A supporter of the Cockroach Janta Party (CJP) holds placards featuring the groups logo and calling for the resignation of the Education Minister during a protest against alleged examination paper leaks on June 06, 2026 in New Delhi, India
NEW DELHI, INDIA - JUNE 06: A supporter of the Cockroach Janta Party (CJP) holds placards featuring the group's logo and calling for the resignation of the Education Minister during a protest against alleged examination paper leaks on June 06, 2026 in New Delhi, India. The Cockroach Janta Party (CJP) is a viral, Gen Z-led parody movement founded by political communications strategist Abhijeet Dipke, which uses a cockroach as its mascot to mock political dysfunction. Ritesh Shukla/Getty Images

They arrived waving Indian flags and clutching schoolbooks. Many wore cockroach masks. The placards were satirical; the anger was not. On June 6, crowds gathered at Jantar Mantar as what many commentators are calling India’s first Gen Z political uprising moved from smartphone screens onto a street. Jantan Mantar is New Delhi’s designated public protest zone, historically the gathering point for the country’s largest anti-corruption and farmers’ demonstrations.

The protest had been organized by the Cockroach Janta Party, a social media movement that did not exist three weeks ago. Delhi Police deployed more than 1,000 personnel across the capital and granted permission for the demonstration from 10 a.m. to 5 p.m. Six protesters were detained during the day. A police contingent stood outside the home of the movement’s founder in the western state of Maharashtra.

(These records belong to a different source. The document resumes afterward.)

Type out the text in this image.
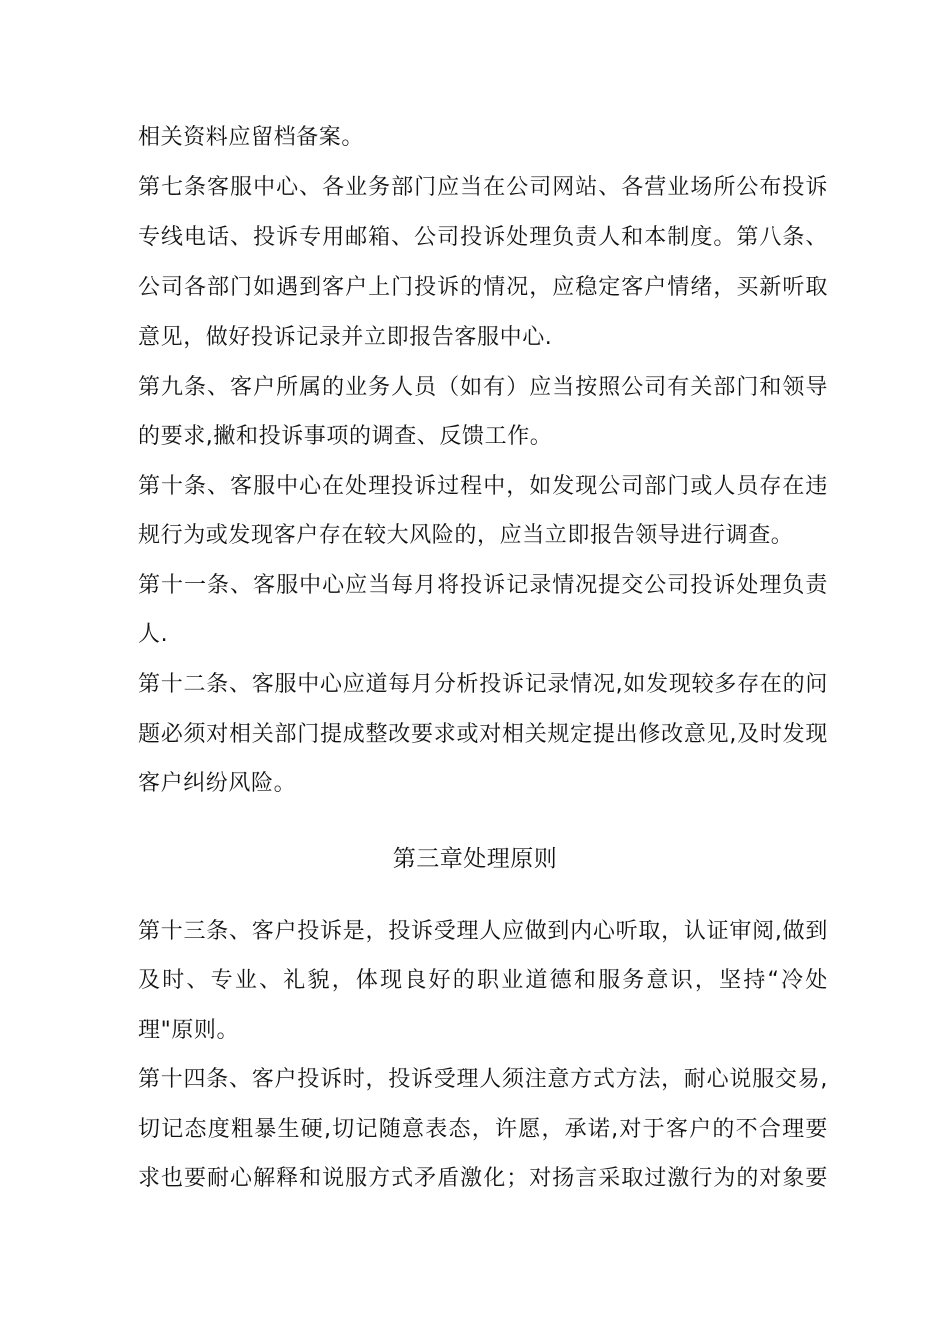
相关资料应留档备案。
第七条客服中心、各业务部门应当在公司网站、各营业场所公布投诉
专线电话、投诉专用邮箱、公司投诉处理负责人和本制度。第八条、
公司各部门如遇到客户上门投诉的情况，应稳定客户情绪，买新听取
意见，做好投诉记录并立即报告客服中心.
第九条、客户所属的业务人员（如有）应当按照公司有关部门和领导
的要求,撇和投诉事项的调查、反馈工作。
第十条、客服中心在处理投诉过程中，如发现公司部门或人员存在违
规行为或发现客户存在较大风险的，应当立即报告领导进行调查。
第十一条、客服中心应当每月将投诉记录情况提交公司投诉处理负责
人.
第十二条、客服中心应道每月分析投诉记录情况,如发现较多存在的问
题必须对相关部门提成整改要求或对相关规定提出修改意见,及时发现
客户纠纷风险。
第三章处理原则
第十三条、客户投诉是，投诉受理人应做到内心听取，认证审阅,做到
及时、专业、礼貌，体现良好的职业道德和服务意识，坚持“冷处
理"原则。
第十四条、客户投诉时，投诉受理人须注意方式方法，耐心说服交易,
切记态度粗暴生硬,切记随意表态，许愿，承诺,对于客户的不合理要
求也要耐心解释和说服方式矛盾激化；对扬言采取过激行为的对象要
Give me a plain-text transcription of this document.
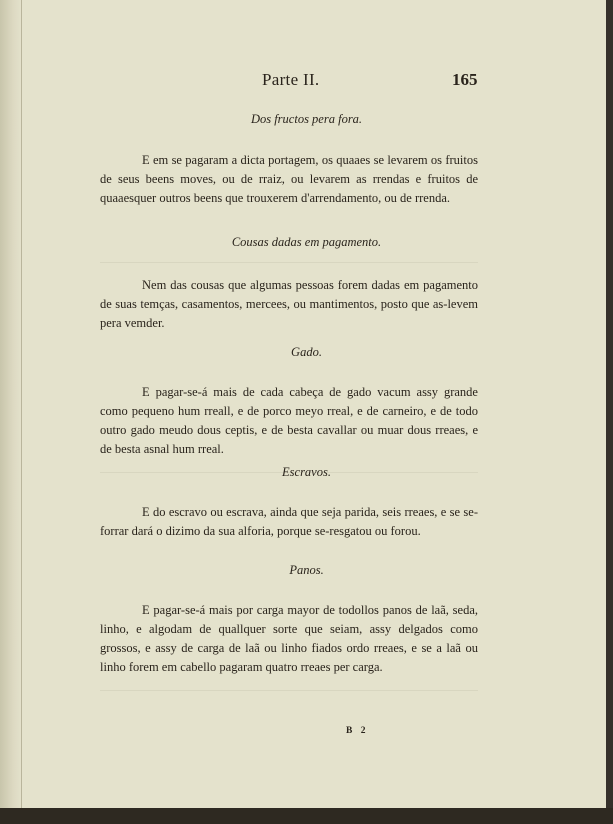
Parte II.	165
Dos fructos pera fora.

E em se pagaram a dicta portagem, os quaaes se levarem os fruitos de seus beens moves, ou de rraiz, ou levarem as rrendas e fruitos de quaaesquer outros beens que trouxerem d'arrendamento, ou de rrenda.

Cousas dadas em pagamento.

Nem das cousas que algumas pessoas forem dadas em pagamento de suas temças, casamentos, mercees, ou mantimentos, posto que as-levem pera vemder.

Gado.

E pagar-se-á mais de cada cabeça de gado vacum assy grande como pequeno hum rreall, e de porco meyo rreal, e de carneiro, e de todo outro gado meudo dous ceptis, e de besta cavallar ou muar dous rreaes, e de besta asnal hum rreal.

Escravos.

E do escravo ou escrava, ainda que seja parida, seis rreaes, e se se-forrar dará o dizimo da sua alforia, porque se-resgatou ou forou.

Panos.

E pagar-se-á mais por carga mayor de todollos panos de laã, seda, linho, e algodam de quallquer sorte que seiam, assy delgados como grossos, e assy de carga de laã ou linho fiados ordo rreaes, e se a laã ou linho forem em cabello pagaram quatro rreaes per carga.

B 2
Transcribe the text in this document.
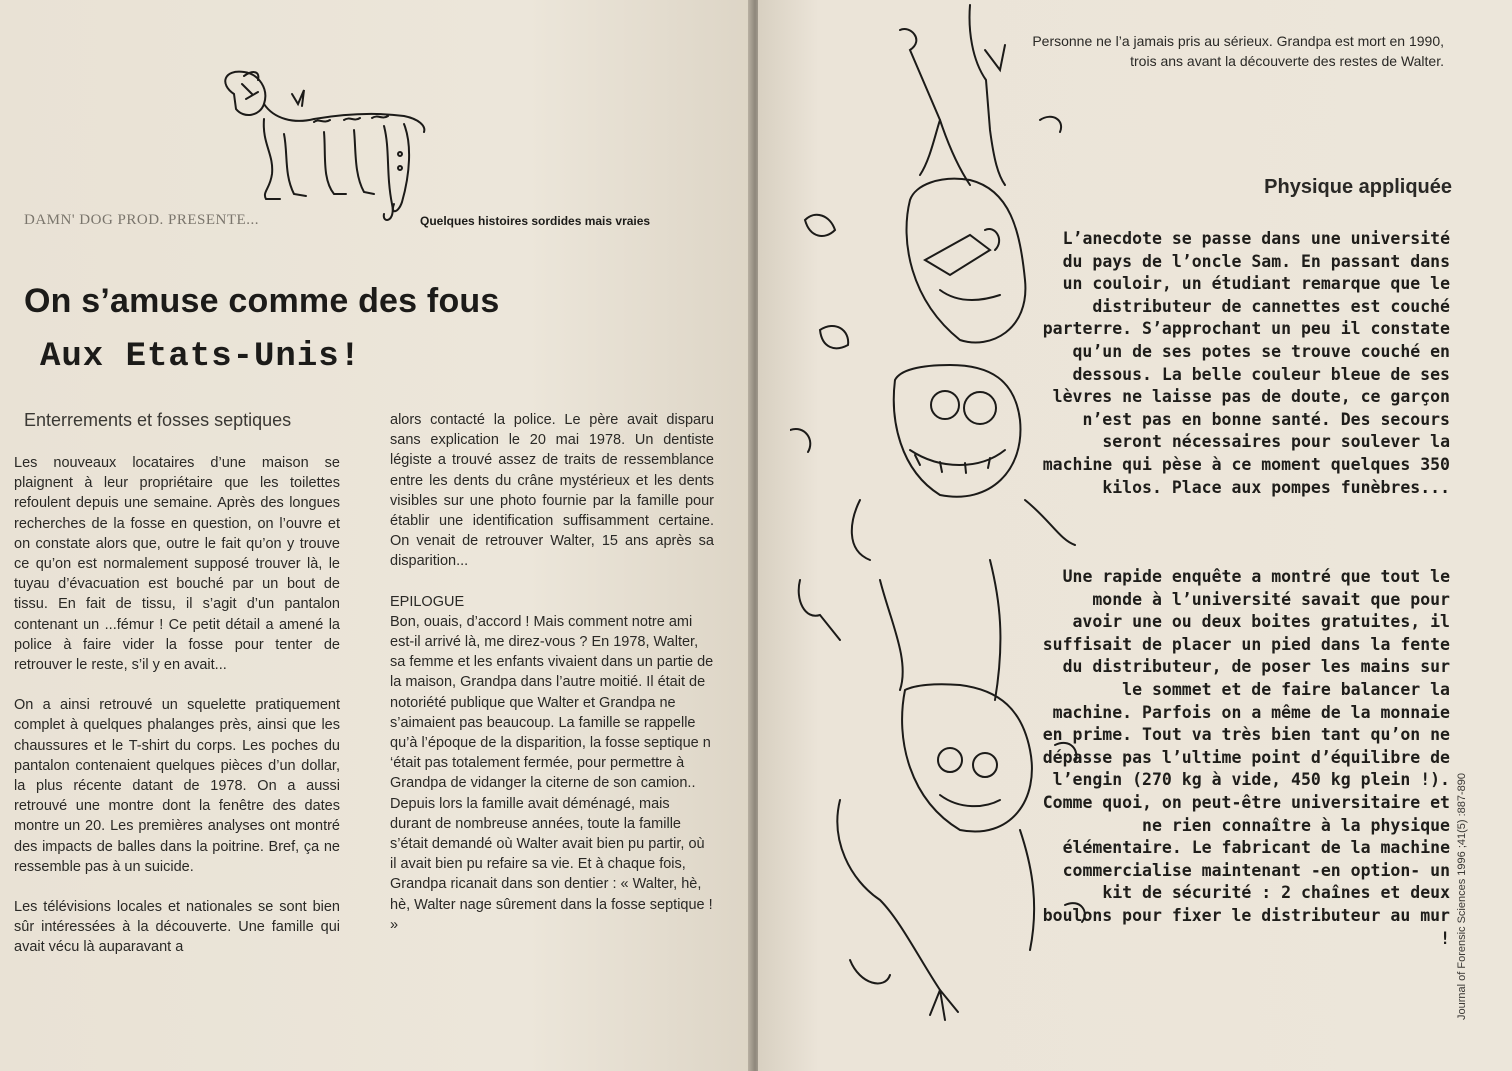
DAMN' DOG PROD. PRESENTE...	Quelques histoires sordides mais vraies
On s’amuse comme des fous
Aux Etats-Unis!
Enterrements et fosses septiques

Les nouveaux locataires d’une maison se plaignent à leur propriétaire que les toilettes refoulent depuis une semaine. Après des longues recherches de la fosse en question, on l’ouvre et on constate alors que, outre le fait qu’on y trouve ce qu’on est normalement supposé trouver là, le tuyau d’évacuation est bouché par un bout de tissu. En fait de tissu, il s’agit d’un pantalon contenant un ...fémur ! Ce petit détail a amené la police à faire vider la fosse pour tenter de retrouver le reste, s’il y en avait...

On a ainsi retrouvé un squelette pratiquement complet à quelques phalanges près, ainsi que les chaussures et le T-shirt du corps. Les poches du pantalon contenaient quelques pièces d’un dollar, la plus récente datant de 1978. On a aussi retrouvé une montre dont la fenêtre des dates montre un 20. Les premières analyses ont montré des impacts de balles dans la poitrine. Bref, ça ne ressemble pas à un suicide.

Les télévisions locales et nationales se sont bien sûr intéressées à la découverte. Une famille qui avait vécu là auparavant a

alors contacté la police. Le père avait disparu sans explication le 20 mai 1978. Un dentiste légiste a trouvé assez de traits de ressemblance entre les dents du crâne mystérieux et les dents visibles sur une photo fournie par la famille pour établir une identification suffisamment certaine. On venait de retrouver Walter, 15 ans après sa disparition...

EPILOGUE

Bon, ouais, d’accord ! Mais comment notre ami est-il arrivé là, me direz-vous ? En 1978, Walter, sa femme et les enfants vivaient dans un partie de la maison, Grandpa dans l’autre moitié. Il était de notoriété publique que Walter et Grandpa ne s’aimaient pas beaucoup. La famille se rappelle qu’à l’époque de la disparition, la fosse septique n ‘était pas totalement fermée, pour permettre à Grandpa de vidanger la citerne de son camion.. Depuis lors la famille avait déménagé, mais durant de nombreuse années, toute la famille s’était demandé où Walter avait bien pu partir, où il avait bien pu refaire sa vie. Et à chaque fois, Grandpa ricanait dans son dentier : « Walter, hè, hè, Walter nage sûrement dans la fosse septique ! »

Personne ne l’a jamais pris au sérieux. Grandpa est mort en 1990, trois ans avant la découverte des restes de Walter.
Physique appliquée

L’anecdote se passe dans une université du pays de l’oncle Sam. En passant dans un couloir, un étudiant remarque que le distributeur de cannettes est couché parterre. S’approchant un peu il constate qu’un de ses potes se trouve couché en dessous. La belle couleur bleue de ses lèvres ne laisse pas de doute, ce garçon n’est pas en bonne santé. Des secours seront nécessaires pour soulever la machine qui pèse à ce moment quelques 350 kilos. Place aux pompes funèbres...

Une rapide enquête a montré que tout le monde à l’université savait que pour avoir une ou deux boites gratuites, il suffisait de placer un pied dans la fente du distributeur, de poser les mains sur le sommet et de faire balancer la machine. Parfois on a même de la monnaie en prime. Tout va très bien tant qu’on ne dépasse pas l’ultime point d’équilibre de l’engin (270 kg à vide, 450 kg plein !). Comme quoi, on peut-être universitaire et ne rien connaître à la physique élémentaire. Le fabricant de la machine commercialise maintenant -en option- un kit de sécurité : 2 chaînes et deux boulons pour fixer le distributeur au mur ! Journal of Forensic Sciences 1996 ;41(5) :887-890
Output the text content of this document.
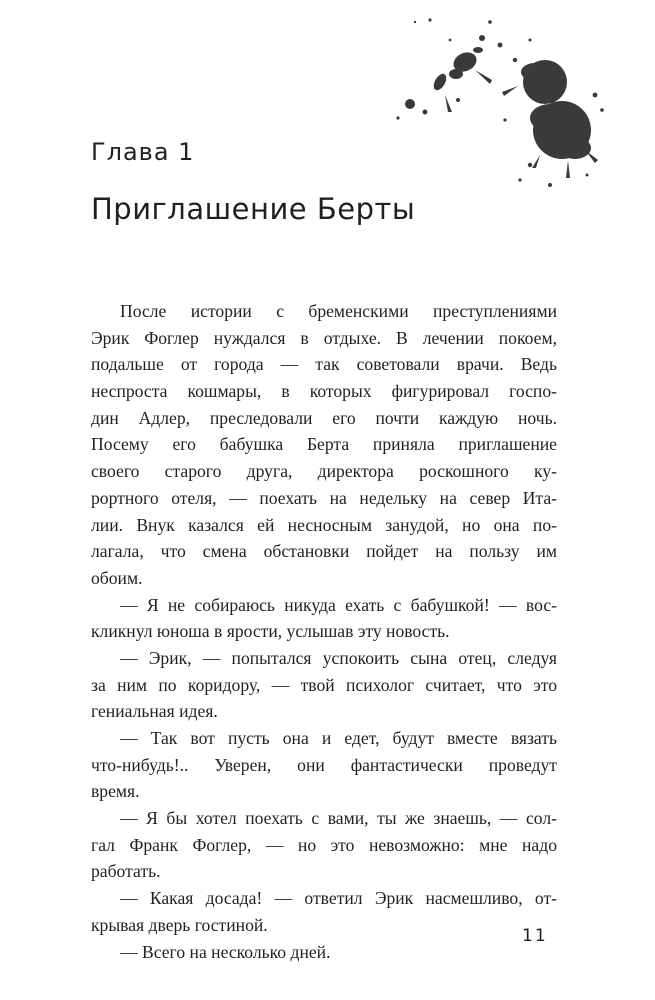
Глава 1
Приглашение Берты
После истории с бременскими преступлениями
Эрик Фоглер нуждался в отдыхе. В лечении покоем,
подальше от города — так советовали врачи. Ведь
неспроста кошмары, в которых фигурировал госпо-
дин Адлер, преследовали его почти каждую ночь.
Посему его бабушка Берта приняла приглашение
своего старого друга, директора роскошного ку-
рортного отеля, — поехать на недельку на север Ита-
лии. Внук казался ей несносным занудой, но она по-
лагала, что смена обстановки пойдет на пользу им
обоим.
— Я не собираюсь никуда ехать с бабушкой! — вос-
кликнул юноша в ярости, услышав эту новость.
— Эрик, — попытался успокоить сына отец, следуя
за ним по коридору, — твой психолог считает, что это
гениальная идея.
— Так вот пусть она и едет, будут вместе вязать
что-нибудь!.. Уверен, они фантастически проведут
время.
— Я бы хотел поехать с вами, ты же знаешь, — сол-
гал Франк Фоглер, — но это невозможно: мне надо
работать.
— Какая досада! — ответил Эрик насмешливо, от-
крывая дверь гостиной.
— Всего на несколько дней.
11
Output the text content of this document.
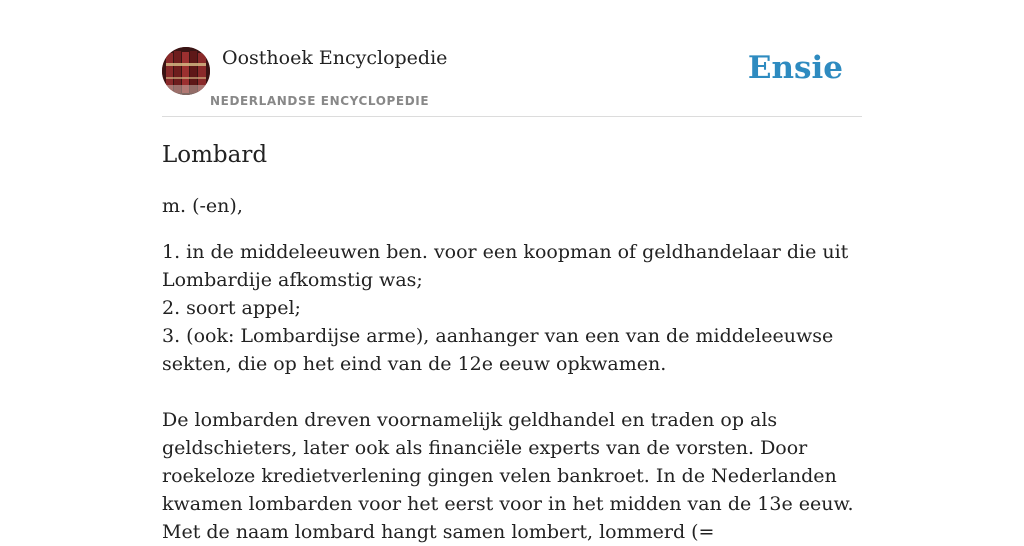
Oosthoek Encyclopedie
NEDERLANDSE ENCYCLOPEDIE
Ensie
Lombard

m. (-en),

1. in de middeleeuwen ben. voor een koopman of geldhandelaar die uit Lombardije afkomstig was;
2. soort appel;
3. (ook: Lombardijse arme), aanhanger van een van de middeleeuwse sekten, die op het eind van de 12e eeuw opkwamen.

De lombarden dreven voornamelijk geldhandel en traden op als geldschieters, later ook als financiële experts van de vorsten. Door roekeloze kredietverlening gingen velen bankroet. In de Nederlanden kwamen lombarden voor het eerst voor in het midden van de 13e eeuw. Met de naam lombard hangt samen lombert, lommerd (=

None of that dampened the crowd, which chanted “Dharmendra Pradhan Istifa Do,” Hindi for “step down,” directed at India’s Union Education Minister, a senior BJP leader under whose watch a medical entrance exam paper was leaked and a new school-leaving exam system collapsed in full public view. Another chant expressed a generation’s frustration: “We asked for ‘Make in India,’ you gave us ‘Leak in India.’“

In under three weeks, the Cockroach Janta Party had grown into the largest political movement by Instagram following in India. June 6 was its first test of whether that following would show up in person.

How it started 

The story begins at the Supreme Court on May 15. Remarks attributed to Chief Justice of India Surya Kant, who was presiding over a contempt petition related to fraudulent professional credentials in the legal profession, spread rapidly through Indian social media within hours of the hearing. According to court proceedings cited by The Wire, Al Jazeera, and multiple other outlets, he said: “There are already parasites of society who attack the system and you want to join hands with them? There are youngsters like cockroaches, they don’t get any employment, they don’t have any place in profession. Some of them become media, some of them become social media, some of them become RTI activists [RTI refers to India’s Right to Information law, a citizen’s tool for demanding government records], some of them become other activists, and they start attacking everyone.”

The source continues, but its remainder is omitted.